A deadly airstrike on a hospital in Yemen prompted Doctors Without Borders (MSF) to fully withdraw from the country’s volatile north.
Isabelle Defourny, the medical charity’s head of operations, speaks to DPA about the decision.
DPA: What is your impression of the situation on the ground?
Defourny: The situation in Yemen in awful. The healthcare system is destroyed.
Access to medical treatment is extremely difficult. The cost of living is very high.
The fact that we are leaving will reduce access to medical treatment even further.
DPA: What are your next steps for the north of the country?
Defourny: We will deliver medicines to Yemeni staff and hospitals, provided they are willing to continue running medical services. We have reached a point where we can no longer see how we can continue providing humanitarian help in this bombarded region.

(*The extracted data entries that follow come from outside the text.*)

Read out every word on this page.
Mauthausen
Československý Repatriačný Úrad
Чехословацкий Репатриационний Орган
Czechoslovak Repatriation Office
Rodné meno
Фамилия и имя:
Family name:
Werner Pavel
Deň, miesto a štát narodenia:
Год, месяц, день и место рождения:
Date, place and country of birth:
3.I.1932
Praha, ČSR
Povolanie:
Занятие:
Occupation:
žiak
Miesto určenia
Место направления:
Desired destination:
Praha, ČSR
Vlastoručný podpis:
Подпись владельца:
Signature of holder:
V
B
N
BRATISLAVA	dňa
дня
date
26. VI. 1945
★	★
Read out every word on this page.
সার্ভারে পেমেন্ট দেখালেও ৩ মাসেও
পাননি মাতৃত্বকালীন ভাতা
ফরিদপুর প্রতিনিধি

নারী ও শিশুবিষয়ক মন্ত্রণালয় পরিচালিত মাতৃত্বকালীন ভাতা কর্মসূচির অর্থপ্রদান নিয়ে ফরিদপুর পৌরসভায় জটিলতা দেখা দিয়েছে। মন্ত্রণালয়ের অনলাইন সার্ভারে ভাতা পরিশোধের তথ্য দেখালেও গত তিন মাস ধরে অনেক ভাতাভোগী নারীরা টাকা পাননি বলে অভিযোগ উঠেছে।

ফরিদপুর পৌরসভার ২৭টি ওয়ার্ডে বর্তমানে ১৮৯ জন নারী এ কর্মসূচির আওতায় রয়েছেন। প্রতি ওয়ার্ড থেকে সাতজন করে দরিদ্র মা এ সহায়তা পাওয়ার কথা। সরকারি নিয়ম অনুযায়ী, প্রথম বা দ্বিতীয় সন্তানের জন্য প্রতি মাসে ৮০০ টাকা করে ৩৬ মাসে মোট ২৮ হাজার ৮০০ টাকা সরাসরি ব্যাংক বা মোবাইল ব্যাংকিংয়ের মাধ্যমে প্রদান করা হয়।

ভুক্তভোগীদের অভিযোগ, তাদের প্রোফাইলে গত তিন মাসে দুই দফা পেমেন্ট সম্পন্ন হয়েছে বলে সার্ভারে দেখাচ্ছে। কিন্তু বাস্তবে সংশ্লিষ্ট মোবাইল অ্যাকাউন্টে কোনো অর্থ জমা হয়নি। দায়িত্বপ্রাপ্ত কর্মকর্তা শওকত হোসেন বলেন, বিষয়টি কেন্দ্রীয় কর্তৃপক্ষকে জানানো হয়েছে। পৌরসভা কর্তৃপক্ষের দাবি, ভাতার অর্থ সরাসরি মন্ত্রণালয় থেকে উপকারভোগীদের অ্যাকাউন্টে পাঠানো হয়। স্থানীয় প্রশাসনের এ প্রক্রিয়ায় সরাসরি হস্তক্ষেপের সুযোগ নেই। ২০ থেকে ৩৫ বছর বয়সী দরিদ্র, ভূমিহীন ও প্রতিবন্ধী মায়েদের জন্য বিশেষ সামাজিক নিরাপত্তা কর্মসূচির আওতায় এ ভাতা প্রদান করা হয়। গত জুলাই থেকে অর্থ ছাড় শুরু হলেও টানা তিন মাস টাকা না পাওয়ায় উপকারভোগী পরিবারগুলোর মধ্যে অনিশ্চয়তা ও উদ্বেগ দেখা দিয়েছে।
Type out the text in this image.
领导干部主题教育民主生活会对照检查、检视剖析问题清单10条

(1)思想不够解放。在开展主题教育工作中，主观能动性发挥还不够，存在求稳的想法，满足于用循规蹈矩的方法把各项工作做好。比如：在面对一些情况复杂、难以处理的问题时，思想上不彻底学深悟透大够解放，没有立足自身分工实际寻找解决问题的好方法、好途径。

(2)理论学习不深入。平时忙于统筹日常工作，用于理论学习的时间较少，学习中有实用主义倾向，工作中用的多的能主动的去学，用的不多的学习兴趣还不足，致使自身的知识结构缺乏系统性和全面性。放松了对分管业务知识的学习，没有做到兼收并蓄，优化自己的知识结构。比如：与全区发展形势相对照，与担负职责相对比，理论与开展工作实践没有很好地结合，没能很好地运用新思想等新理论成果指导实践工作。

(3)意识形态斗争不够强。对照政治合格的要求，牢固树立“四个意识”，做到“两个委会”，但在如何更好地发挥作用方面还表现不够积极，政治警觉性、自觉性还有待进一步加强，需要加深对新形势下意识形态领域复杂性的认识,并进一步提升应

DPA: The Saudi-led military alliance wants to meet with MSF to find a common solution.
What do you say to that?
Defourny: We have met with the Saudi coalition twice, in February and in July.
They made assurances to us. We gave them the GPS co-ordinates of our hospitals.
We discussed the identification of our medical facilities. We noted all trips taken when our teams were on the move.
DPA: What now?
Defourny: We have not broken off the dialogue with the Saudi coalition; we are prepared to speak to them. We have several specific questions to ask.
We have no idea where the errors lie [regarding the most recent hospital strike]. We aren’t stopping permanently. We are interrupting our activities.